May Different Subtypes of Dyslexia Exist? A Literature Review

Enrico Ghidoni

The common clinical evidence of significant differences between people with dyslexia has stimulated research to define reference subtypes for the classification of individual cases. During thirty years of research, different classifications have been proposed, often on a dichotomous basis, e.g. dyseidetic vs dysphonetic dyslexia, linguistic (L) vs perceptive (P) dyslexia, phonological vs surface dyslexia. A separate discussion deserves to be made of cases with a rapid naming disorder. The most sophisticated analyses come to a finer description of the cognitive sub-components of the processes involved in individual cases.
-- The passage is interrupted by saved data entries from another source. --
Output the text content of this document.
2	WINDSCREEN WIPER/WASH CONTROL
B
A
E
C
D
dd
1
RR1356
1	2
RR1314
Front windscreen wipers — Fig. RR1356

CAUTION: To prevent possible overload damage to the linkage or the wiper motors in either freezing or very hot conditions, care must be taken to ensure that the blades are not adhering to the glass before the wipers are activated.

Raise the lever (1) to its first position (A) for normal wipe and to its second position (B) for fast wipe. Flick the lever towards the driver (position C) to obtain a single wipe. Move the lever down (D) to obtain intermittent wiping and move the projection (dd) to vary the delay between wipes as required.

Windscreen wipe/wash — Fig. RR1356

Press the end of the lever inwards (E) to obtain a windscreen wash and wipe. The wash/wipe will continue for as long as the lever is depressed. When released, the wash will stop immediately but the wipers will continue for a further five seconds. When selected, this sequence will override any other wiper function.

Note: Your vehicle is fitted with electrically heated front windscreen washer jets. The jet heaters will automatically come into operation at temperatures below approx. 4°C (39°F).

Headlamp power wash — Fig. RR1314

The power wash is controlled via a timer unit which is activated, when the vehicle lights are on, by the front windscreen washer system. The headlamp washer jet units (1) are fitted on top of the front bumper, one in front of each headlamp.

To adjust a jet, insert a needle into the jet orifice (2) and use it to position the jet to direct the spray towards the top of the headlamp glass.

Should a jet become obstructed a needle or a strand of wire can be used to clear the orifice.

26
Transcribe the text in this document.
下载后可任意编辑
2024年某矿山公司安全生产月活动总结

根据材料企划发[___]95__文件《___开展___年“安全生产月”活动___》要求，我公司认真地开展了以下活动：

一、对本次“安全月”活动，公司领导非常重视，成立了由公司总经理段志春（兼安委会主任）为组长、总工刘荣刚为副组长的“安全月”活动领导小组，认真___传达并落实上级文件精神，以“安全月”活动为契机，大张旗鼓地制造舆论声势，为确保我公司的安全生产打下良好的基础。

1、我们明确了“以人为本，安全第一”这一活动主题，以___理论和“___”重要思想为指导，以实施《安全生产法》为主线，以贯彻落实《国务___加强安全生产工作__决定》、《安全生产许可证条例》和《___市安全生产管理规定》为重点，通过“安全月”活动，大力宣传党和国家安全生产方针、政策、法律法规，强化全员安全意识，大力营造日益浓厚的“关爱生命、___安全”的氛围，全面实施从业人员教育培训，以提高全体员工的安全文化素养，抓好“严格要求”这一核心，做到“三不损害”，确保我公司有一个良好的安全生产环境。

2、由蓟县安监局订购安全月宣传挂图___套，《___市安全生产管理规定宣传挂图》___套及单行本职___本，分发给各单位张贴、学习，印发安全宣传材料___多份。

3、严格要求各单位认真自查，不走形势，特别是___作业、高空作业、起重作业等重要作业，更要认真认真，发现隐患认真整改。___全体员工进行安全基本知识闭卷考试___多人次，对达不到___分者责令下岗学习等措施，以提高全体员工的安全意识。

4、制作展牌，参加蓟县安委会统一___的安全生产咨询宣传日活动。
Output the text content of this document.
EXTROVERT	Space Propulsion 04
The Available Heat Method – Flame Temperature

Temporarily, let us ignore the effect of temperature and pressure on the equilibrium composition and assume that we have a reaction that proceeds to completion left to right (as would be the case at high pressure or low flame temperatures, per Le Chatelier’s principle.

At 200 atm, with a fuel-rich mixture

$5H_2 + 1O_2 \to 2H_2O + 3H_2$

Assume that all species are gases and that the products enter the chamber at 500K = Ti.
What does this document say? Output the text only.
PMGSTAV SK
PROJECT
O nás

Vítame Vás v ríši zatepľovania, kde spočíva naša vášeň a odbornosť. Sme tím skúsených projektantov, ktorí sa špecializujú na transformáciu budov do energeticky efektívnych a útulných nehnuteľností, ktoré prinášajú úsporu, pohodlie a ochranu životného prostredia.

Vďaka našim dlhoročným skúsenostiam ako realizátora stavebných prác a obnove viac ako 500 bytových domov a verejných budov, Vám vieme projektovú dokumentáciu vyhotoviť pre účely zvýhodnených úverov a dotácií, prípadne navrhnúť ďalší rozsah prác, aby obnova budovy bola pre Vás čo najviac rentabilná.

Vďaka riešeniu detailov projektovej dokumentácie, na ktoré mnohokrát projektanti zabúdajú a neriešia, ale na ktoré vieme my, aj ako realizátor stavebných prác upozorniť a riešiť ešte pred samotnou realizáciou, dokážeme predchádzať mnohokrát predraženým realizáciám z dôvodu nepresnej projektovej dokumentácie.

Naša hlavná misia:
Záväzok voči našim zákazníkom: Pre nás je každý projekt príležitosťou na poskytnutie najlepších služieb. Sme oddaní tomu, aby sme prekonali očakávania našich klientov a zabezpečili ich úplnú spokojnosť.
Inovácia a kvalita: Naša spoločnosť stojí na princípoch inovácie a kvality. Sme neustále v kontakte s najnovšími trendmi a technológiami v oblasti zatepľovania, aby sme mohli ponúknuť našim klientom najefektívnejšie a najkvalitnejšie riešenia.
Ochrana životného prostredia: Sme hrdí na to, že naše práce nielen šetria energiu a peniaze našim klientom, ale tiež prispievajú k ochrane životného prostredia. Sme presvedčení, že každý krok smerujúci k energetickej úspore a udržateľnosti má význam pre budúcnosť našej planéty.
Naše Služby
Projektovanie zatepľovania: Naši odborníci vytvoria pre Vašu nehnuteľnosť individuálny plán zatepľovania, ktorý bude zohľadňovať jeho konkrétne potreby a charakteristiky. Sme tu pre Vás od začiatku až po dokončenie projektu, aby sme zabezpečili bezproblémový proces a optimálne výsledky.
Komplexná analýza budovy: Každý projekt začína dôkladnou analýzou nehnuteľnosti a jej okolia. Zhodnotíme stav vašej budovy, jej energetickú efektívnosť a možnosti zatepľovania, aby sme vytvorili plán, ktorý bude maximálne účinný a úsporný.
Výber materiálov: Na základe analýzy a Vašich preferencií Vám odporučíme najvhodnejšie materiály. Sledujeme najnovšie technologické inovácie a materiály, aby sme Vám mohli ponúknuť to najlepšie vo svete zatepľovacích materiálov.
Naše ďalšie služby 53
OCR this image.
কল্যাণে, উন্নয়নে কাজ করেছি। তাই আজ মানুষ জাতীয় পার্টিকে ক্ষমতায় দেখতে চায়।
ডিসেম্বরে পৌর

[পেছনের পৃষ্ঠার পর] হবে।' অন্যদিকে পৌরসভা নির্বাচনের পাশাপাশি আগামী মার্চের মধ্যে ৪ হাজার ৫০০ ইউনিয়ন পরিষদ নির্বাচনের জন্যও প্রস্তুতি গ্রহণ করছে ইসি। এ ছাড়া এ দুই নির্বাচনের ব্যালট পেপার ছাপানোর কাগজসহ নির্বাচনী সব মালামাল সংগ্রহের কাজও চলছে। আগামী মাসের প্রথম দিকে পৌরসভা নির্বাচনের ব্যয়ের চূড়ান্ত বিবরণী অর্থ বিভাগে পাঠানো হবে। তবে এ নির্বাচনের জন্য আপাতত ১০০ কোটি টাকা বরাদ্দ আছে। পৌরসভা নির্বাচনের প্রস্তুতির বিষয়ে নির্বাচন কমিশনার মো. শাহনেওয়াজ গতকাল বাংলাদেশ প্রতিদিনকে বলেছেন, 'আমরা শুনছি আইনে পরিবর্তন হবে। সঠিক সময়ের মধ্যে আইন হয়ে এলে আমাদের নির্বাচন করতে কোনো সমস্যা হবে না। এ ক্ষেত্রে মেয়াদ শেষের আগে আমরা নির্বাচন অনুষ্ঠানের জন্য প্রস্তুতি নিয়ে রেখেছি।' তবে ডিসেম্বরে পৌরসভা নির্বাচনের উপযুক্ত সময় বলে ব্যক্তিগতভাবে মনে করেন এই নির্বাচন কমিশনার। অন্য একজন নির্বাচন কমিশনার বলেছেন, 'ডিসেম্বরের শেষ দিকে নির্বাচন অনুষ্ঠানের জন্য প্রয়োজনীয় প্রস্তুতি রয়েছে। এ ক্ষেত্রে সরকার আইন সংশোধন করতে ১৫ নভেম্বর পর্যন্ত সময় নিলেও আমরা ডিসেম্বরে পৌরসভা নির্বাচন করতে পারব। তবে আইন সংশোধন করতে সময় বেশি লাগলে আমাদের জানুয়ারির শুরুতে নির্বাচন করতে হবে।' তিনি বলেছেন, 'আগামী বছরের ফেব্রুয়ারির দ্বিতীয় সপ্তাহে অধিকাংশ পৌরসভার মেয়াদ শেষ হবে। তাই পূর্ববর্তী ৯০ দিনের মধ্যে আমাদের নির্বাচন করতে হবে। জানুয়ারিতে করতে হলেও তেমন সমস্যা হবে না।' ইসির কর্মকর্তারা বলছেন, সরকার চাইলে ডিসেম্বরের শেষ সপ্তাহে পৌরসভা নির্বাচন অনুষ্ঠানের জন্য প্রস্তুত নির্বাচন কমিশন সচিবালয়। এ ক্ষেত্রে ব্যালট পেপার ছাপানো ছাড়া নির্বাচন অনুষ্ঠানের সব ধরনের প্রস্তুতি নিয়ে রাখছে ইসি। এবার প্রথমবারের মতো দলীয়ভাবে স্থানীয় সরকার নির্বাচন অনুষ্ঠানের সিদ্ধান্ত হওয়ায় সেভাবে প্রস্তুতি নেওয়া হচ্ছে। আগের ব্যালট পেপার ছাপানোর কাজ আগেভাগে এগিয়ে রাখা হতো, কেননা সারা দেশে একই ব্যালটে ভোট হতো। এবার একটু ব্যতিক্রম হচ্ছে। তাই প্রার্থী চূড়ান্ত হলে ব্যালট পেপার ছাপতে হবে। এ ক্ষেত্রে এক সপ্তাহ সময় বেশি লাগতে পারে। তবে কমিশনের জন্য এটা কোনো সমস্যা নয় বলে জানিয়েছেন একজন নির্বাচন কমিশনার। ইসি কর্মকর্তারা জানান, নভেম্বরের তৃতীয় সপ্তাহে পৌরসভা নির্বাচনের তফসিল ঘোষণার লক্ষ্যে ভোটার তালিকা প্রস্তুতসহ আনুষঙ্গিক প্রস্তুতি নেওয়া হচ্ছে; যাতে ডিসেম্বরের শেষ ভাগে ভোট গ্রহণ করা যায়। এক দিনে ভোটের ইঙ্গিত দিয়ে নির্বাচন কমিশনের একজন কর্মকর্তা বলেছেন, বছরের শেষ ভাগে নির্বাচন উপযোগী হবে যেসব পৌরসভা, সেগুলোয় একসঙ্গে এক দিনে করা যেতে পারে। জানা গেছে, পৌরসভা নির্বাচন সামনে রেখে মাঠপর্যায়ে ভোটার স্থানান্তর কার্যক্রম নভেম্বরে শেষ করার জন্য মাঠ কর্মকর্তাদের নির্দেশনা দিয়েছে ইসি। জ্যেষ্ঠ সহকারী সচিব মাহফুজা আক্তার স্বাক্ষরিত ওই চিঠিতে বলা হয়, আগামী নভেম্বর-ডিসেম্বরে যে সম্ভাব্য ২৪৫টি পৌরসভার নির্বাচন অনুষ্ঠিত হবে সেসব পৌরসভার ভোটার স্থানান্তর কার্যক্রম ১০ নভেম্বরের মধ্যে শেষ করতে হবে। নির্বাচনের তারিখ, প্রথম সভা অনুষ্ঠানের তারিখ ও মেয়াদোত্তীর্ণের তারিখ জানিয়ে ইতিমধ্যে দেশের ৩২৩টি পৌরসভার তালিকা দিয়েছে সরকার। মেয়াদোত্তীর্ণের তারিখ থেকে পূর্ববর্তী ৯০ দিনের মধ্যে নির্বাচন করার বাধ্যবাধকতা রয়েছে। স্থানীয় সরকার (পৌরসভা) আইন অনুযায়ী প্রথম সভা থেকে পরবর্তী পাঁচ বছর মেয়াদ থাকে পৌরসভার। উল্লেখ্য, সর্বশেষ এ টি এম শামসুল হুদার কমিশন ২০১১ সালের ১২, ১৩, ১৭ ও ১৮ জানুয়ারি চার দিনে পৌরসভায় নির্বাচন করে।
The evolution of taxonomy (DSM-5 and ICD-11) has remarked the difficulty in identifying well-defined profiles and now proposes a framework that provides for a single category of specific learning disorder, which then in individual cases is articulated with a different involvement of the main instrumental functions (reading, writing, calculation). This is the current solution, after a lot of research on the clinical and neuropsychological levels, to which in recent years have been added also studies on the neurobiological basis. Despite the inconclusive results, the search for a definition of both clinical and neurobiological subtypes is still an active area of investigation, from which a lot of data, discoveries and hypotheses have been accumulated.

DOI 
10.14605/DIS0112003

Keywords
Dyslexia, Specific learning disorder, Subtypes, Functional profile.